Of course the ultimate irony is that bus users from further afield couldn’t get to and from Shepton to attend last week’s meeting since we have no evening bus services.

There is no magic wand to wave away the many problems raised at the meeting, but we sense that we could iron out the most glaring illogicalities if we joined forces – as we did when we prevented the closure of libraries across the county.  

We see a combination of local intelligent tinkering – involving listening to bus users' experiences and suggestions, bringing bus companies together, involving our County politicians and just as important, working with others like the Campaign for Better Transport to apply pressure at national level to change policy since our local situation is a reflection of a countrywide problem.  
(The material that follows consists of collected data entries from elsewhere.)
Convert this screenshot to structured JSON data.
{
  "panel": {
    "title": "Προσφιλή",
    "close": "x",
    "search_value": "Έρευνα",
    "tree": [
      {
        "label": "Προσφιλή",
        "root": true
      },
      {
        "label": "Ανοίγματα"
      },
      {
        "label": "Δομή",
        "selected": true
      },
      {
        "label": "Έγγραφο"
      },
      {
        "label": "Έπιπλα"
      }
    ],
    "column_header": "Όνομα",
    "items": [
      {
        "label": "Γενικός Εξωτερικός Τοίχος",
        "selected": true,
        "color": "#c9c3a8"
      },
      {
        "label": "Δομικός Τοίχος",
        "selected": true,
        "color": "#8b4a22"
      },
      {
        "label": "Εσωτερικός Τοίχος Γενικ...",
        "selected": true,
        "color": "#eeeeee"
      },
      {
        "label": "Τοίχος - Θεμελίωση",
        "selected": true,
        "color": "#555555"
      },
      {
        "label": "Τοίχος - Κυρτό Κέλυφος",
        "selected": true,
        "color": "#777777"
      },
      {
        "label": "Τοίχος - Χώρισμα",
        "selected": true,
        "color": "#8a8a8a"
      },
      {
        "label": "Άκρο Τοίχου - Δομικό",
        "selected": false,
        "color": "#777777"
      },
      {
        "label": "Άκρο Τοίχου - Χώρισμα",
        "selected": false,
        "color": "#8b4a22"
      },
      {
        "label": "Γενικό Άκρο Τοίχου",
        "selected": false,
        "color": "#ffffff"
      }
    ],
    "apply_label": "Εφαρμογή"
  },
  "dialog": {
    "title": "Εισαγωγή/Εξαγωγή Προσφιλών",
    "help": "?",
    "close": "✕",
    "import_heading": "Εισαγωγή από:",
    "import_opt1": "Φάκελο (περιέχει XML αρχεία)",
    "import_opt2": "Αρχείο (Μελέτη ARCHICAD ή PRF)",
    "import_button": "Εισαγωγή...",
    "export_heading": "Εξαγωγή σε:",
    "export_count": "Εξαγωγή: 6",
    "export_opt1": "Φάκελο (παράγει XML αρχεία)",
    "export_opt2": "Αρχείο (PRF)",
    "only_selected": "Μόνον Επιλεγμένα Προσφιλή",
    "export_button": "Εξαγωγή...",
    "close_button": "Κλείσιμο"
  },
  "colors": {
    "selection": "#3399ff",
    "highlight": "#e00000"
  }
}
It was obvious from the meeting that unchecked market forces aren't delivering the services that the public has a right to expect. Our hope is that a middle way can be found where core routes are made to match need.

We believe it is possible to address the most glaring issues - like the utter stupidity of buses arriving in Wells two minutes after "connecting" buses leave for Bristol, the lack of any service to match the start and end of work and college days, the lack of routes that connect logically with hospitals and rail stations, the lack of Sunday services, the lack of evening services (to make it possible to enjoy entertainment, cinema etc), better indication of routes on the sides of buses, and improved and integrated timetables and simplified cross-company ticketing.  

In this era of sophisticated IT systems, it is unacceptable that nothing can be done to vastly improve connections and services to mesh with the lives of our citizens. Continuing to run down our arterial buses in our rural communities flies in the face of the increasing demand for services to connect an expanding population; it fails to address a reduction in our carbon footprint; it wastes public money (since Somerset County Council is throwing money at a broken system that they have failed to manage), and it damages our local and national economy, cutting people off from jobs, and isolating individuals and communities.

We have no easy one-solution-fits-all answer other than a distinct feeling that buses are not used by those who legislate and that the dog's breakfast of services that we currently have is probably the worst way to serve the public outside of a third world country.

At last week’s public meeting, Martin Abrams quoted the former mayor of Bogota in Colombia, Enrique PeƱalosa: "An advanced city is not one where even the poor use cars, but rather one where even the rich use public transport". Rural Somerset and Somerset County Council could learn from that!